Брунетти знал, что это поэты; первого читал – не понравилось, Дикинсон счел трудной, но, когда въехал, изумительной. Он покачал головой, требуя пояснений.
– Уитмен был гомосексуален, и Дикинсон, возможно, тоже.
– А это маркизик считает неподобающим?
– Чтобы не сказать больше, – ответила Паола. – Вот поэтому я и хотела начать с такой цитаты.
– Думаешь, это что-нибудь изменит?
– Нет, вероятно, нет, – согласилась она, сев на стул и начав приводить в порядок стол.
Брунетти сидел в кресле у стены, вытянув перед собой ноги. Паола продолжала закрывать книги и складывать журналы в аккуратные стопки.
– Я хлебнул того же сегодня, – сказал он. Она прекратила уборку и посмотрела на него.
– Ты о чем?
– Кое-кто не любит гомосексуалов, – он помолчал и добавил: – Патта.
Паола на миг закрыла глаза, потом спросила:
– К чему бы это?
– Помнишь Бретт Линч?
– Американку? Которая в Китае?
– Да – первое, нет – второе. Она вернулась. Я сегодня видел ее в больнице.
– В чем дело? – спросила Паола с настоящим участием, ее руки вдруг замерли на книгах.

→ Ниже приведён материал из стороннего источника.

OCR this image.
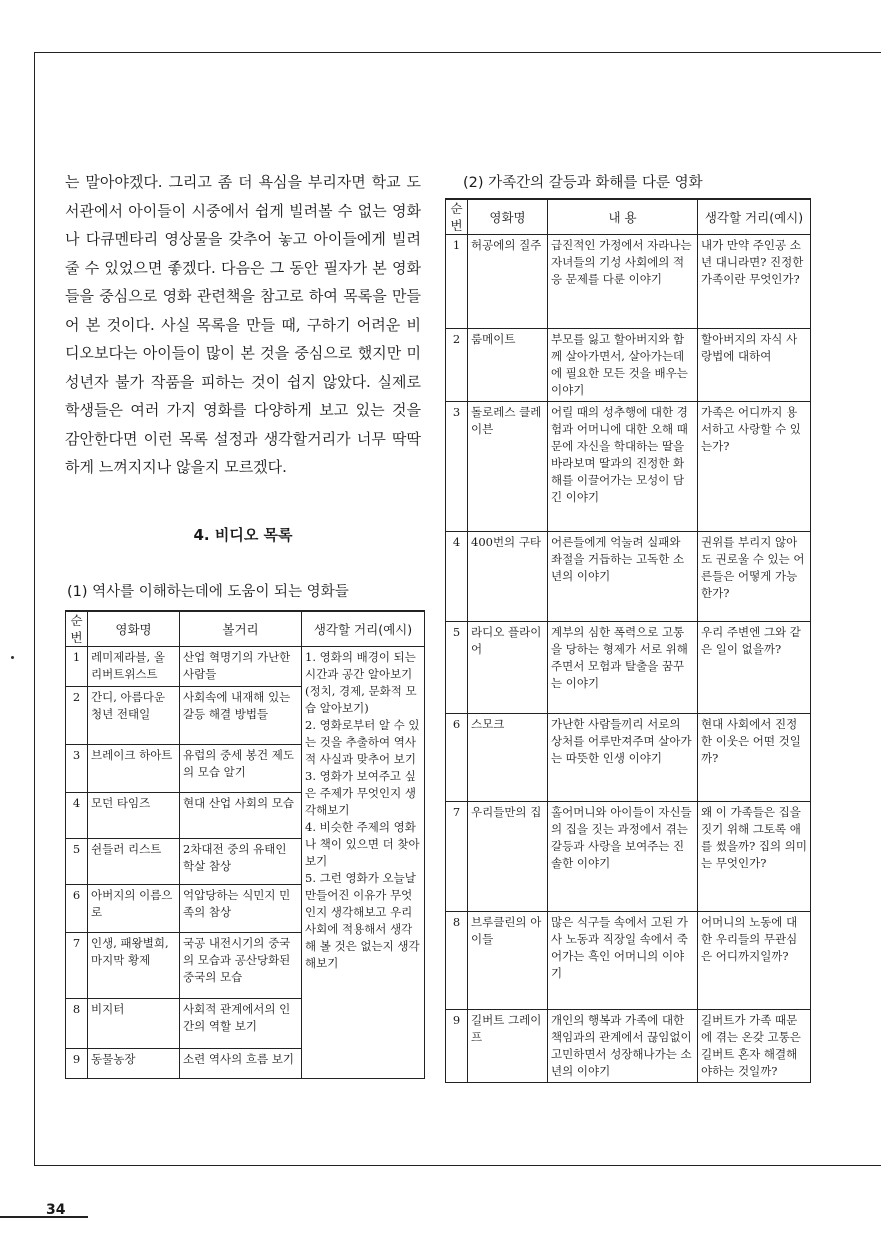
는 말아야겠다. 그리고 좀 더 욕심을 부리자면 학교 도서관에서 아이들이 시중에서 쉽게 빌려볼 수 없는 영화나 다큐멘타리 영상물을 갖추어 놓고 아이들에게 빌려줄 수 있었으면 좋겠다. 다음은 그 동안 필자가 본 영화들을 중심으로 영화 관련책을 참고로 하여 목록을 만들어 본 것이다. 사실 목록을 만들 때, 구하기 어려운 비디오보다는 아이들이 많이 본 것을 중심으로 했지만 미성년자 불가 작품을 피하는 것이 쉽지 않았다. 실제로 학생들은 여러 가지 영화를 다양하게 보고 있는 것을 감안한다면 이런 목록 설정과 생각할거리가 너무 딱딱하게 느껴지지나 않을지 모르겠다.
4. 비디오 목록
(1) 역사를 이해하는데에 도움이 되는 영화들
순번	영화명	볼거리	생각할 거리(예시)
1	레미제라블, 올리버트위스트	산업 혁명기의 가난한 사람들	1. 영화의 배경이 되는 시간과 공간 알아보기(정치, 경제, 문화적 모습 알아보기)
2. 영화로부터 알 수 있는 것을 추출하여 역사적 사실과 맞추어 보기
3. 영화가 보여주고 싶은 주제가 무엇인지 생각해보기
4. 비슷한 주제의 영화나 책이 있으면 더 찾아보기
5. 그런 영화가 오늘날 만들어진 이유가 무엇인지 생각해보고 우리 사회에 적용해서 생각해 볼 것은 없는지 생각해보기
2	간디, 아름다운 청년 전태일	사회속에 내재해 있는 갈등 해결 방법들	
3	브레이크 하아트	유럽의 중세 봉건 제도의 모습 알기	
4	모던 타임즈	현대 산업 사회의 모습	
5	쉰들러 리스트	2차대전 중의 유태인 학살 참상	
6	아버지의 이름으로	억압당하는 식민지 민족의 참상	
7	인생, 패왕별희, 마지막 황제	국공 내전시기의 중국의 모습과 공산당화된 중국의 모습	
8	비지터	사회적 관계에서의 인간의 역할 보기	
9	동물농장	소련 역사의 흐름 보기	
(2) 가족간의 갈등과 화해를 다룬 영화
순번	영화명	내 용	생각할 거리(예시)
1	허공에의 질주	급진적인 가정에서 자라나는 자녀들의 기성 사회에의 적응 문제를 다룬 이야기	내가 만약 주인공 소년 대니라면? 진정한 가족이란 무엇인가?
2	룸메이트	부모를 잃고 할아버지와 함께 살아가면서, 살아가는데에 필요한 모든 것을 배우는 이야기	할아버지의 자식 사랑법에 대하여
3	돌로레스 클레이븐	어릴 때의 성추행에 대한 경험과 어머니에 대한 오해 때문에 자신을 학대하는 딸을 바라보며 딸과의 진정한 화해를 이끌어가는 모성이 담긴 이야기	가족은 어디까지 용서하고 사랑할 수 있는가?
4	400번의 구타	어른들에게 억눌려 실패와 좌절을 거듭하는 고독한 소년의 이야기	권위를 부리지 않아도 권로울 수 있는 어른들은 어떻게 가능한가?
5	라디오 플라이어	계부의 심한 폭력으로 고통을 당하는 형제가 서로 위해주면서 모험과 탈출을 꿈꾸는 이야기	우리 주변엔 그와 같은 일이 없을까?
6	스모크	가난한 사람들끼리 서로의 상처를 어루만져주며 살아가는 따뜻한 인생 이야기	현대 사회에서 진정한 이웃은 어떤 것일까?
7	우리들만의 집	홀어머니와 아이들이 자신들의 집을 짓는 과정에서 겪는 갈등과 사랑을 보여주는 진솔한 이야기	왜 이 가족들은 집을 짓기 위해 그토록 애를 썼을까? 집의 의미는 무엇인가?
8	브루클린의 아이들	많은 식구들 속에서 고된 가사 노동과 직장일 속에서 죽어가는 흑인 어머니의 이야기	어머니의 노동에 대한 우리들의 무관심은 어디까지일까?
9	길버트 그레이프	개인의 행복과 가족에 대한 책임과의 관계에서 끊임없이 고민하면서 성장해나가는 소년의 이야기	길버트가 가족 때문에 겪는 온갖 고통은 길버트 혼자 해결해야하는 것일까?
34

– Кто-то избил ее. Ну, два мужика на самом деле. Они явились к ней в квартиру в воскресенье, сказали, что по делу, а когда она их впустила, стали ее бить.
– Насколько серьезно она пострадала?
– Не настолько, насколько могла, слава богу.
– Что это значит, Гвидо?
– У нее трещина в челюсти, несколько сломанных ребер и глубоких царапин.

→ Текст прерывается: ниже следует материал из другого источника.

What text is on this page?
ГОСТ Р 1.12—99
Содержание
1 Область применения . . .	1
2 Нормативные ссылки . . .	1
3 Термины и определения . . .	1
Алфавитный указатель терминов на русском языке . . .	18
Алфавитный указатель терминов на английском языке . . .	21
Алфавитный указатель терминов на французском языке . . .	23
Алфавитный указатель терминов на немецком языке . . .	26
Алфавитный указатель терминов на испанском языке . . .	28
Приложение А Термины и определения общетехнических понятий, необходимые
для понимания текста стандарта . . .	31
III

– Если ты думаешь, что это не так плохо, то страшно представить, что могло быть, – сказала Паола, потом спросила: – Кто это сделал? Почему?

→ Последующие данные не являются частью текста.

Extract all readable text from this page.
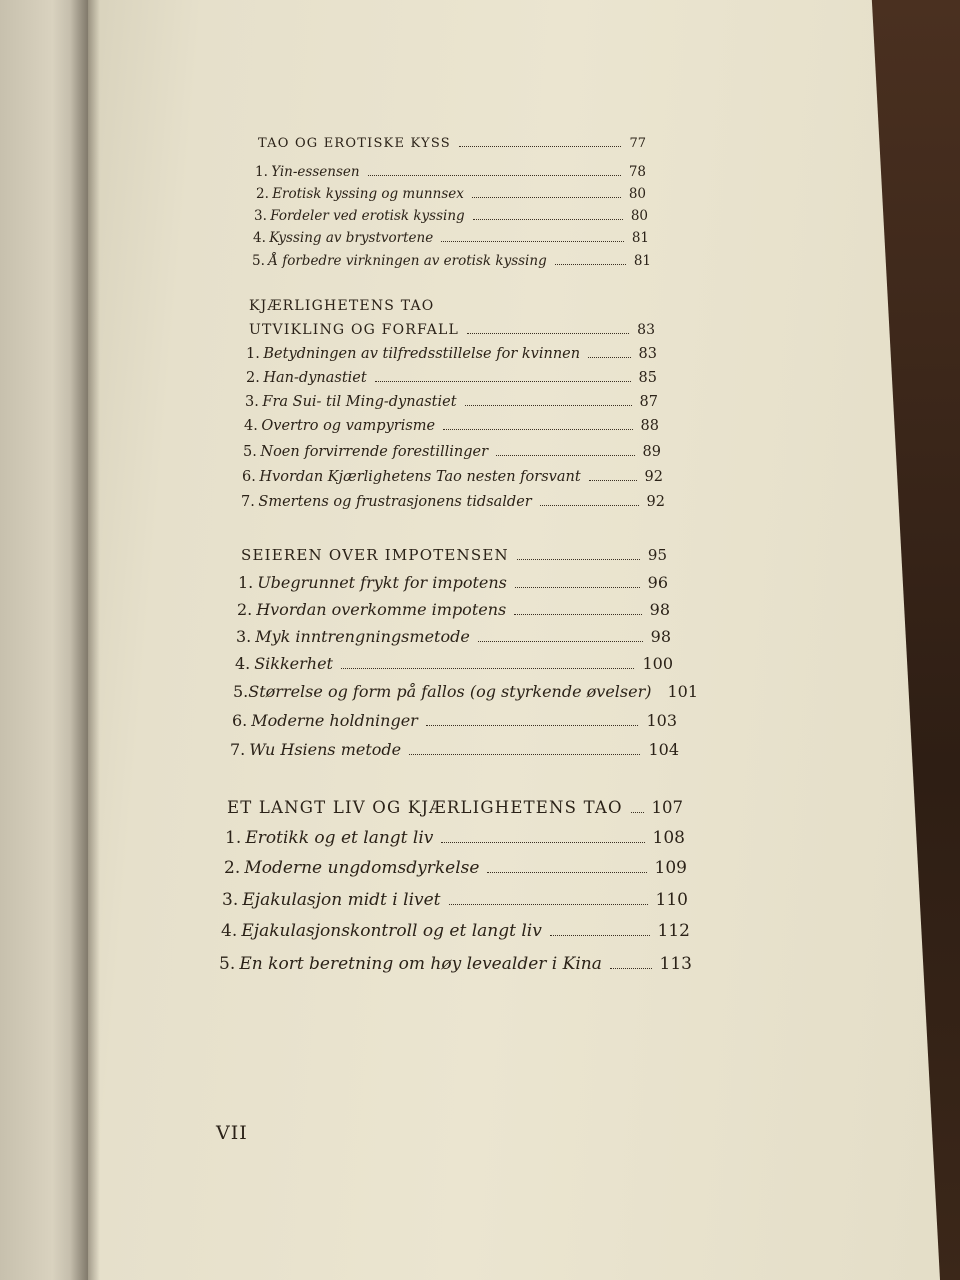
TAO OG EROTISKE KYSS	77
1. Yin-essensen	78
2. Erotisk kyssing og munnsex	80
3. Fordeler ved erotisk kyssing	80
4. Kyssing av brystvortene	81
5. Å forbedre virkningen av erotisk kyssing	81
KJÆRLIGHETENS TAO
UTVIKLING OG FORFALL	83
1. Betydningen av tilfredsstillelse for kvinnen	83
2. Han-dynastiet	85
3. Fra Sui- til Ming-dynastiet	87
4. Overtro og vampyrisme	88
5. Noen forvirrende forestillinger	89
6. Hvordan Kjærlighetens Tao nesten forsvant	92
7. Smertens og frustrasjonens tidsalder	92
SEIEREN OVER IMPOTENSEN	95
1. Ubegrunnet frykt for impotens	96
2. Hvordan overkomme impotens	98
3. Myk inntrengningsmetode	98
4. Sikkerhet	100
5. Størrelse og form på fallos (og styrkende øvelser) 101
6. Moderne holdninger	103
7. Wu Hsiens metode	104
ET LANGT LIV OG KJÆRLIGHETENS TAO 107
1. Erotikk og et langt liv	108
2. Moderne ungdomsdyrkelse	109
3. Ejakulasjon midt i livet	110
4. Ejakulasjonskontroll og et langt liv	112
5. En kort beretning om høy levealder i Kina	113
VII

– Может, это имеет отношение к музею, но может быть связано с тем, что мои американские коллеги упорно называют «стилем жизни».
– Ты имеешь в виду ее лесбийскую связь?
– Да.
– Но это безумие.
– Согласен. Однако, что есть, то есть.
– Неужели и здесь начинается? – Очевидно, вопрос был риторический. – Я думала, такое случается только в Америке.
– Прогресс, моя дорогая.
– Но почему ты считаешь, что причина может быть в этом?
– Она сказала, что те люди знали про нее и синьору Петрелли.
Паола никогда не могла удержаться от внесения поправки.
– Перед тем как она уехала в Китай несколько лет назад, в Венеции едва ли можно было найти человека, который не знал бы про нее и синьору Петрелли.
Более здравомыслящий Брунетти запротестовал:
– Это преувеличение.
– Ну, возможно. Но разговоры тогда несомненно были, – настаивала Паола.
Разок поправив Паолу, Брунетти собрался покончить с этой темой. Помимо прочего, он все сильнее хотел есть и надеялся на ужин.
– Почему этого не было в газетах? – вдруг спросила она.
– Это случилось в воскресенье. Я сам не знал об этом до сегодняшнего утра и узнал только потому, что кто-то отметил ее имя в отчете. Дело было отдано в отдел ограблений, и его вели в обычном порядке.
– В обычном? – в изумлении переспросила она. – Гвидо, здесь никогда не случалось ничего подобного.
Брунетти не стал повторять свое замечание о прогрессе, и Паола, поняв, что он не собирается оправдываться, повернулась к столу.